I work in the tradition of observational drawing expanded by the possibilities of printmaking. These prints explore variously constructed, woven baskets. This a subject that originated in an earlier project based on a fairytale. Prominent in this fairytale was a basket symbolizing the malicious entrapment of a girl and later in the story, her clever escape. I wondered about the basket in the fairytale. If a girl was forced to jump into a basket and be carried away, then what would the basket look like?
That question stayed in my mind and I took a closer look at it by drawing baskets. My drawings responded to the specificity of each basket’s structure and as I drew, I considered how it was constructed for particular work and shaped to our hands. I found that people responded to the work by lending me their unusual baskets. These familiar objects began to resonate with feeling as I drew them.
Concurrently I was using new materials, Akua inks, to make layered viscosity monotypes.
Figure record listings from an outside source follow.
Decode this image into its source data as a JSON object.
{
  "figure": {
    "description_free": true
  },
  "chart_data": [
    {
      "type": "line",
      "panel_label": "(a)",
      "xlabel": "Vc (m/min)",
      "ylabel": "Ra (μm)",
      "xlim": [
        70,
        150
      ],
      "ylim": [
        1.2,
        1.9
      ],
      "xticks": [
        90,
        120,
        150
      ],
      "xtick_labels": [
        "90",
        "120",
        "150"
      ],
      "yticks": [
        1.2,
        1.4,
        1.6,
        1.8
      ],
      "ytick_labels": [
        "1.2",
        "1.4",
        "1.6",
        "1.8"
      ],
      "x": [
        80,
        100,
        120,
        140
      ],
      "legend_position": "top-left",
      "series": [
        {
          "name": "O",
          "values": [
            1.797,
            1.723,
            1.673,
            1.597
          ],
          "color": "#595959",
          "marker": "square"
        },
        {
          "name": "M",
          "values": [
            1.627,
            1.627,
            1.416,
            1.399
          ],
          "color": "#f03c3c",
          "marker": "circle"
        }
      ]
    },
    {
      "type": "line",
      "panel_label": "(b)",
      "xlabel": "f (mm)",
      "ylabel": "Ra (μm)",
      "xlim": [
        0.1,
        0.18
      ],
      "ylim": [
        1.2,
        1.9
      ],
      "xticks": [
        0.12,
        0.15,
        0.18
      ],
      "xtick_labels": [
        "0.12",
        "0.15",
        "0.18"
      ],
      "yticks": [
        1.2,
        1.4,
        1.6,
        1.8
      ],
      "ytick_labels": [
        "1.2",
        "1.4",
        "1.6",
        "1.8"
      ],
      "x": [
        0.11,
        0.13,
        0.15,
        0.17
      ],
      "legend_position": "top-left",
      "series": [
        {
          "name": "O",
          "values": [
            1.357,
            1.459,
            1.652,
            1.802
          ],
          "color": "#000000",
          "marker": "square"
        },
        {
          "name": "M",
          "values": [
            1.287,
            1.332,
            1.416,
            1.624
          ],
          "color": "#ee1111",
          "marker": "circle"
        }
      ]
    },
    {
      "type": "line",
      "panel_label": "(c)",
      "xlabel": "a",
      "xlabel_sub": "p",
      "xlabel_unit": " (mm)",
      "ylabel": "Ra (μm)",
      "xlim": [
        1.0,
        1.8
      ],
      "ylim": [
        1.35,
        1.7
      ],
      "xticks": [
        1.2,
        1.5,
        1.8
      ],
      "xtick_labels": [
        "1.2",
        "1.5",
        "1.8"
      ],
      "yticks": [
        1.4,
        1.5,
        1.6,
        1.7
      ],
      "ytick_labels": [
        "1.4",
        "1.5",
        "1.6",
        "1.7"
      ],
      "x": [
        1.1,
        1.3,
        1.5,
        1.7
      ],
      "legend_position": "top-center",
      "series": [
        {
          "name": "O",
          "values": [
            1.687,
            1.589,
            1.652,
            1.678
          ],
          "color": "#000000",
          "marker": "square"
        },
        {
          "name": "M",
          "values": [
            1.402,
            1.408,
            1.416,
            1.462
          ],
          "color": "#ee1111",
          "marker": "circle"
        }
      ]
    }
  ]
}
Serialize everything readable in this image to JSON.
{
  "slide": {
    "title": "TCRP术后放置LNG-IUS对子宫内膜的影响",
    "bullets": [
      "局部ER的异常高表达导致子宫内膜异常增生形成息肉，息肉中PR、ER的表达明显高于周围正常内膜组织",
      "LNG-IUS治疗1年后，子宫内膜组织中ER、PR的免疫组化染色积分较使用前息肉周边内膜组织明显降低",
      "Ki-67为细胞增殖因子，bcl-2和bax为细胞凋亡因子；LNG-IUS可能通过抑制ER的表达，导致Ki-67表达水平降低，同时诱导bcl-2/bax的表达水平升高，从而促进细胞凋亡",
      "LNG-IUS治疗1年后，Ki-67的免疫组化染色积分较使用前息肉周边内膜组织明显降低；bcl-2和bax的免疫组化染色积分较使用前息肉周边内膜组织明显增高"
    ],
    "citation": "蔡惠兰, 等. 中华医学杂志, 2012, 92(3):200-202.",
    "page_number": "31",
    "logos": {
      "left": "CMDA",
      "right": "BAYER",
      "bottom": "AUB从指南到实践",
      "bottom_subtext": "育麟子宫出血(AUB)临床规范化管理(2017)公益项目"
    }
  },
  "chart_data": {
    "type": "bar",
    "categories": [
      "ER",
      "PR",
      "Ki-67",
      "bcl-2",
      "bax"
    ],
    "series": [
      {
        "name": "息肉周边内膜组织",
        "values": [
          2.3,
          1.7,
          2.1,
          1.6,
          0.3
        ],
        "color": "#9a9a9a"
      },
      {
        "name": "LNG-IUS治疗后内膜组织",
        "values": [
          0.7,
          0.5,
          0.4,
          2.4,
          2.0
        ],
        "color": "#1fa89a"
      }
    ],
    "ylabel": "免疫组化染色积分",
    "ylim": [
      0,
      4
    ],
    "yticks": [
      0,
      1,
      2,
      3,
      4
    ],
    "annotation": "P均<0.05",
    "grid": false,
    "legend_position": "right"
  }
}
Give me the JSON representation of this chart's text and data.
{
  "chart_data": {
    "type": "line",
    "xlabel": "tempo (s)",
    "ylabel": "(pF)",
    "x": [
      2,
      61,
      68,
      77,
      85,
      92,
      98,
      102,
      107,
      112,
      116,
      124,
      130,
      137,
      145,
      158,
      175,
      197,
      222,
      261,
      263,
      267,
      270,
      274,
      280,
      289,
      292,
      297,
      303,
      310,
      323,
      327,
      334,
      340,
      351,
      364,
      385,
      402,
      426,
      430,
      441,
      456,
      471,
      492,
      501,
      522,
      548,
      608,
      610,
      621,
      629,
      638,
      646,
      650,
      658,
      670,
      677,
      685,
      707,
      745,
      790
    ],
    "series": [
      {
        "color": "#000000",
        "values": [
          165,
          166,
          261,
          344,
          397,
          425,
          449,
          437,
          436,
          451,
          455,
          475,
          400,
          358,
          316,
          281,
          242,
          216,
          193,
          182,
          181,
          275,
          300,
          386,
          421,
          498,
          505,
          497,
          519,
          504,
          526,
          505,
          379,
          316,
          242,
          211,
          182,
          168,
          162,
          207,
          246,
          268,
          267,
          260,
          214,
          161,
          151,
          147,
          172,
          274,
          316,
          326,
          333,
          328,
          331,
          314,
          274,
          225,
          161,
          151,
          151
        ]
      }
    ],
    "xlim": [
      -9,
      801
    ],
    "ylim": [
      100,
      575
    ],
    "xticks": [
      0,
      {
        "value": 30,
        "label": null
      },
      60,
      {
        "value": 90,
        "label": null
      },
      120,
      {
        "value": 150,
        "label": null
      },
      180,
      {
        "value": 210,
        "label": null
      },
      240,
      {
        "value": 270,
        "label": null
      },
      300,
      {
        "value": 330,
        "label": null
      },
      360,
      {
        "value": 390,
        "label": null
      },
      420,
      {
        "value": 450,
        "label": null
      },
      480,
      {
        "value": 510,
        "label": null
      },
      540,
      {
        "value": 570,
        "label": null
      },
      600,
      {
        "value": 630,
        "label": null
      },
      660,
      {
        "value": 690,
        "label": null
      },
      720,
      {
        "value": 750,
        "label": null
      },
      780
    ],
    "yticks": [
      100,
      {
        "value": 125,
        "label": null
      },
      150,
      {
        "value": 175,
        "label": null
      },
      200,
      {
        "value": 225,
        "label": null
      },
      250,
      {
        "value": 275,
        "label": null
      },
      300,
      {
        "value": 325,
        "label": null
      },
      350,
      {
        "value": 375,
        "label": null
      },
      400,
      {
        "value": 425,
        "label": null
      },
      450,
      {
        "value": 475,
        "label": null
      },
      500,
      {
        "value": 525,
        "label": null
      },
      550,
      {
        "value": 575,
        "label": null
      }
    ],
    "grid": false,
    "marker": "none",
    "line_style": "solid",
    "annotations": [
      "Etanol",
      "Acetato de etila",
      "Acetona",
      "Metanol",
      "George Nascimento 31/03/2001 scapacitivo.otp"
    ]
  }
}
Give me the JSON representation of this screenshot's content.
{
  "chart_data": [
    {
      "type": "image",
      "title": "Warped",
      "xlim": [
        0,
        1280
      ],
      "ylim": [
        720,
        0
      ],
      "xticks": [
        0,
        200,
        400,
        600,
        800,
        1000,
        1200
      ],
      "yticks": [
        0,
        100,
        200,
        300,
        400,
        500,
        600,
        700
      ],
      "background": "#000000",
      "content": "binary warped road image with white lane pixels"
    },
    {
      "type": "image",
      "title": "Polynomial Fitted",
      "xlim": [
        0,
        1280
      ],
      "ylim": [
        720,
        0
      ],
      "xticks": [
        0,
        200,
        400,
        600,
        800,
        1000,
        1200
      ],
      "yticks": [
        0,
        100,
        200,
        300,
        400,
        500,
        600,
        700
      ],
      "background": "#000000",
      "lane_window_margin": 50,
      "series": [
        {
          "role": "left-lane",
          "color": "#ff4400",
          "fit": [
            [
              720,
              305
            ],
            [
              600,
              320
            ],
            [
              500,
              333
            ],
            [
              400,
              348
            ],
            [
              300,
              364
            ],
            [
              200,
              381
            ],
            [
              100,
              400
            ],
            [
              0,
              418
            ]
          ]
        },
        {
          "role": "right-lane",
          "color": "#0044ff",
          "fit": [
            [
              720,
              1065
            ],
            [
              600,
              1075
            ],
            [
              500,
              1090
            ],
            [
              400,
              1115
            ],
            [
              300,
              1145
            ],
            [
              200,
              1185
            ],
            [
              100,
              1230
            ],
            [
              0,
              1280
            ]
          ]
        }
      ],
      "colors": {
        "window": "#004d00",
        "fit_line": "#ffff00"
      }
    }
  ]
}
They offered me unaccustomed colors and textures. The strategies of printmaking, such as layering and multiplicity, used with these new materials, provided a way to animate the familiar basket forms. This series is leading me to drawings of other interwoven forms such as plants and vines. These living subjects inevitably bring other thoughts about our rapidly changing environment.
Following one idea to another, leading to an unknown outcome, is an uncertain process, discouraging, irrational, and in small moments truly exciting. This is why I make art and in particular chose the improvisational strategies of printmaking. In Six Drawing Lessons William Kentridge describes drawing as “…taking us from what we know to an image, a site, an insight we did not know we knew. Making a space for uncertainty. Making a safe space for uncertainty.” These prints are part of that ongoing and uncertain process.